4. En second lieu, aux termes de l'article 3 de la convention européenne de sauvegarde des droits de l'homme: " Nul ne peut être soumis à la torture ni à des peines et traitements inhumains et dégradants. ".

5. M. A... soutient qu'il milite au sein du parti d'opposition pro-kurde HDP depuis sa jeunesse, qu'il a été arrêté à trois reprises et frappé par la police turque puis qu'il a fui pour ne pas effectuer son service militaire en Turquie. Toutefois, il ne produit, à l'appui de ces allégations, que des documents à caractère général relatifs à la situation de la population kurde, aux exemptions au service militaire ainsi qu'aux peines encourues par les déserteurs, un mandat d'arrêt délivré à son encontre le 23 novembre 2021 pour des faits datant de l'année 2016 et une copie d'écran non nominative d'une application téléphonique relative au service militaire portant la mention en turc " vous êtes recherché en tant que déserteur réfractaire depuis le 1er novembre 2011. Vous devez effectuer les formalités d'appel ", qui ne permettent aucunement de considérer que l'appelant, dont la demande d'asile a, par ailleurs, été rejetée, serait actuellement et personnellement exposé à des traitements inhumains et dégradants en cas de retour dans son pays d'origine.

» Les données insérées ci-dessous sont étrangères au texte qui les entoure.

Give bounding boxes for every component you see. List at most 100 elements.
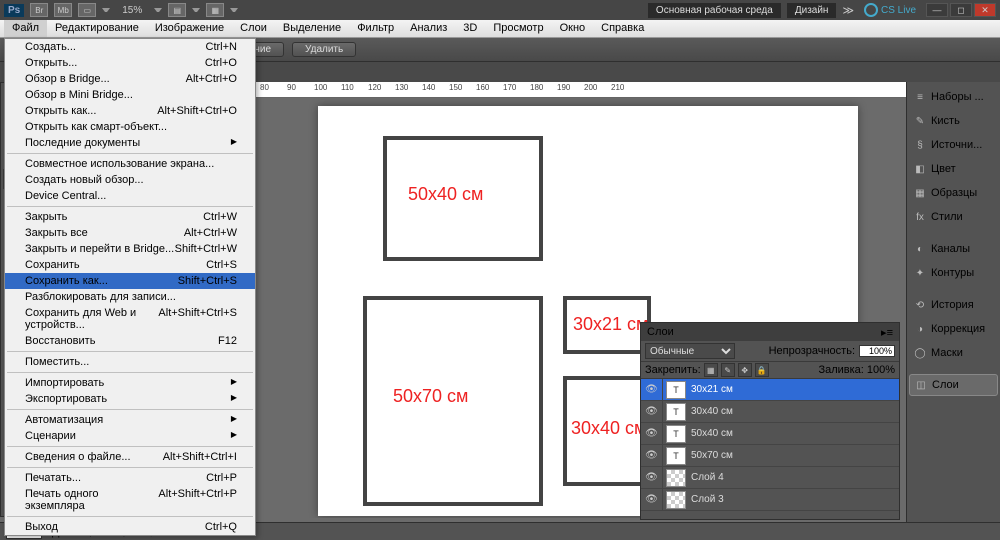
panel-menu-icon[interactable]: ▸≡ <box>881 326 893 339</box>
panel-icon: ✎ <box>913 114 927 128</box>
dropdown-icon[interactable] <box>192 8 200 12</box>
blend-mode-select[interactable]: Обычные <box>645 343 735 359</box>
opacity-value[interactable]: 100% <box>859 345 895 357</box>
panel-Кисть[interactable]: ✎Кисть <box>909 110 998 132</box>
menu-item[interactable]: Создать...Ctrl+N <box>5 39 255 55</box>
layer-row[interactable]: 👁T30x21 см <box>641 379 899 401</box>
screen-mode-icon[interactable]: ▭ <box>78 3 96 17</box>
fill-label: Заливка: <box>772 364 864 376</box>
menu-item[interactable]: Обзор в Mini Bridge... <box>5 87 255 103</box>
arrange-icon[interactable]: ▦ <box>206 3 224 17</box>
menu-item[interactable]: Сведения о файле...Alt+Shift+Ctrl+I <box>5 449 255 465</box>
close-button[interactable]: ✕ <box>974 3 996 17</box>
lock-pixels-icon[interactable]: ✎ <box>721 363 735 377</box>
dropdown-icon[interactable] <box>154 8 162 12</box>
menu-item[interactable]: Открыть...Ctrl+O <box>5 55 255 71</box>
visibility-icon[interactable]: 👁 <box>641 489 663 511</box>
layer-name: 30x40 см <box>689 406 733 417</box>
panel-История[interactable]: ⟲История <box>909 294 998 316</box>
menu-просмотр[interactable]: Просмотр <box>485 20 551 37</box>
visibility-icon[interactable]: 👁 <box>641 445 663 467</box>
menu-фильтр[interactable]: Фильтр <box>349 20 402 37</box>
right-dock: ≡Наборы ...✎Кисть§Источни...◧Цвет▦Образц… <box>906 82 1000 540</box>
view-icon[interactable]: ▤ <box>168 3 186 17</box>
panel-Наборы ...[interactable]: ≡Наборы ... <box>909 86 998 108</box>
menu-item[interactable]: Поместить... <box>5 354 255 370</box>
layers-header[interactable]: Слои ▸≡ <box>641 323 899 341</box>
menu-item[interactable]: Последние документы▶ <box>5 135 255 151</box>
layer-row[interactable]: 👁Слой 3 <box>641 489 899 511</box>
minimize-button[interactable]: — <box>926 3 948 17</box>
menu-item[interactable]: Открыть как...Alt+Shift+Ctrl+O <box>5 103 255 119</box>
menu-файл[interactable]: Файл <box>4 20 47 37</box>
panel-Источни...[interactable]: §Источни... <box>909 134 998 156</box>
menu-редактирование[interactable]: Редактирование <box>47 20 147 37</box>
menu-3d[interactable]: 3D <box>455 20 485 37</box>
menu-item[interactable]: Печатать...Ctrl+P <box>5 470 255 486</box>
panel-Контуры[interactable]: ✦Контуры <box>909 262 998 284</box>
layer-thumbnail <box>666 469 686 487</box>
layer-row[interactable]: 👁T30x40 см <box>641 401 899 423</box>
visibility-icon[interactable]: 👁 <box>641 467 663 489</box>
menu-item[interactable]: Закрыть и перейти в Bridge...Shift+Ctrl+… <box>5 241 255 257</box>
panel-icon: ◫ <box>914 378 928 392</box>
panel-icon: fx <box>913 210 927 224</box>
menu-окно[interactable]: Окно <box>552 20 594 37</box>
menu-слои[interactable]: Слои <box>232 20 275 37</box>
menu-анализ[interactable]: Анализ <box>402 20 455 37</box>
menu-item[interactable]: Автоматизация▶ <box>5 412 255 428</box>
minibridge-icon[interactable]: Mb <box>54 3 72 17</box>
layer-name: Слой 4 <box>689 472 724 483</box>
panel-Цвет[interactable]: ◧Цвет <box>909 158 998 180</box>
fill-value[interactable]: 100% <box>867 364 895 376</box>
menu-item[interactable]: Обзор в Bridge...Alt+Ctrl+O <box>5 71 255 87</box>
canvas-label: 30x21 см <box>573 314 648 335</box>
panel-Слои[interactable]: ◫Слои <box>909 374 998 396</box>
design-button[interactable]: Дизайн <box>787 3 837 18</box>
bridge-icon[interactable]: Br <box>30 3 48 17</box>
dropdown-icon[interactable] <box>230 8 238 12</box>
visibility-icon[interactable]: 👁 <box>641 379 663 401</box>
panel-icon: ⟲ <box>913 298 927 312</box>
menu-item[interactable]: Импортировать▶ <box>5 375 255 391</box>
menu-выделение[interactable]: Выделение <box>275 20 349 37</box>
visibility-icon[interactable]: 👁 <box>641 401 663 423</box>
delete-button[interactable]: Удалить <box>292 42 356 57</box>
menu-item[interactable]: ВыходCtrl+Q <box>5 519 255 535</box>
menu-item[interactable]: Закрыть всеAlt+Ctrl+W <box>5 225 255 241</box>
menu-item[interactable]: Создать новый обзор... <box>5 172 255 188</box>
layer-row[interactable]: 👁T50x40 см <box>641 423 899 445</box>
layer-row[interactable]: 👁T50x70 см <box>641 445 899 467</box>
menu-item[interactable]: Совместное использование экрана... <box>5 156 255 172</box>
panel-icon: ◧ <box>913 162 927 176</box>
lock-all-icon[interactable]: 🔒 <box>755 363 769 377</box>
menu-item[interactable]: Device Central... <box>5 188 255 204</box>
menu-справка[interactable]: Справка <box>593 20 652 37</box>
layer-row[interactable]: 👁 Слой 4 <box>641 467 899 489</box>
menu-item[interactable]: Печать одного экземпляраAlt+Shift+Ctrl+P <box>5 486 255 514</box>
menu-item[interactable]: Открыть как смарт-объект... <box>5 119 255 135</box>
menu-item[interactable]: Сохранить для Web и устройств...Alt+Shif… <box>5 305 255 333</box>
zoom-level[interactable]: 15% <box>116 5 148 16</box>
panel-Каналы[interactable]: ◐Каналы <box>909 238 998 260</box>
menu-изображение[interactable]: Изображение <box>147 20 232 37</box>
menu-item[interactable]: СохранитьCtrl+S <box>5 257 255 273</box>
lock-position-icon[interactable]: ✥ <box>738 363 752 377</box>
cslive-button[interactable]: CS Live <box>860 3 920 17</box>
menu-item[interactable]: Экспортировать▶ <box>5 391 255 407</box>
panel-Маски[interactable]: ◯Маски <box>909 342 998 364</box>
lock-label: Закрепить: <box>645 364 701 376</box>
visibility-icon[interactable]: 👁 <box>641 423 663 445</box>
lock-transparency-icon[interactable]: ▦ <box>704 363 718 377</box>
panel-Коррекция[interactable]: ◑Коррекция <box>909 318 998 340</box>
workspace-button[interactable]: Основная рабочая среда <box>648 3 781 18</box>
menu-item[interactable]: ЗакрытьCtrl+W <box>5 209 255 225</box>
panel-Образцы[interactable]: ▦Образцы <box>909 182 998 204</box>
dropdown-icon[interactable] <box>102 8 110 12</box>
menu-item[interactable]: Сохранить как...Shift+Ctrl+S <box>5 273 255 289</box>
panel-Стили[interactable]: fxСтили <box>909 206 998 228</box>
more-icon[interactable]: ≫ <box>842 4 854 17</box>
maximize-button[interactable]: ◻ <box>950 3 972 17</box>
menu-item[interactable]: ВосстановитьF12 <box>5 333 255 349</box>
menu-item[interactable]: Сценарии▶ <box>5 428 255 444</box>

6. Il résulte de ce qui précède que M. A... n'est pas fondé à soutenir que c'est à tort que, par le jugement attaqué, la présidente du tribunal administratif de Pau a rejeté sa demande tendant à l'annulation de l'arrêté du 22 décembre 2022. Par suite, sa requête doit être rejetée, y compris ses conclusions à fin d'injonction et celles tendant à l'application des dispositions de l'article 37 de la loi du 10 juillet 1991 relative à l'aide juridique.

DÉCIDE :

Article 1er : La requête de M. A... est rejetée.

Article 2 : Le présent jugement sera notifié M. B... A... et au ministre de l'intérieur et des outre-mer.

Copie en sera adressée à la préfète des Landes.

Délibéré après l'audience du 17 octobre 2023 à laquelle siégeaient :

M. Luc Derepas, président de la cour,

M. Laurent Pouget, président de chambre,

M. Manuel Bourgeois, premier conseiller.

Rendu public par mise à disposition au greffe, le 7 novembre 2023.

.

Le rapporteur,

Manuel C...

Le président,

Luc DerepasLa greffière,

Sylvie Hayet

La République mande et ordonne au ministre de l'intérieur et des outre-mer en ce qui le concerne et à tous commissaires de justice à ce requis en ce qui concerne les voies de droit commun, contre les parties privées, de pourvoir à l'exécution du présent arrêt.

N°23BX01377 2


Synthèse
Tribunal : Cour administrative d'appel de Bordeaux
Formation : 3ème chambre
Numéro d'arrêt : 23BX01377
Date de la décision : 07/11/2023
Type d'affaire : Administrative
Type de recours : Excès de pouvoir

Composition du Tribunal
Président : M. le Pdt. DEREPAS
Rapporteur ?: M. Manuel BOURGEOIS
Rapporteur public ?: Mme LE BRIS
Avocat(s) : JOUTEAU

Origine de la décision
Date de l'import : 12/11/2023
Fonds documentaire ?: Legifrance
Identifiant URN:LEX : urn:lex;fr;cour.administrative.appel.bordeaux;arret;2023-11-07;23bx01377 ?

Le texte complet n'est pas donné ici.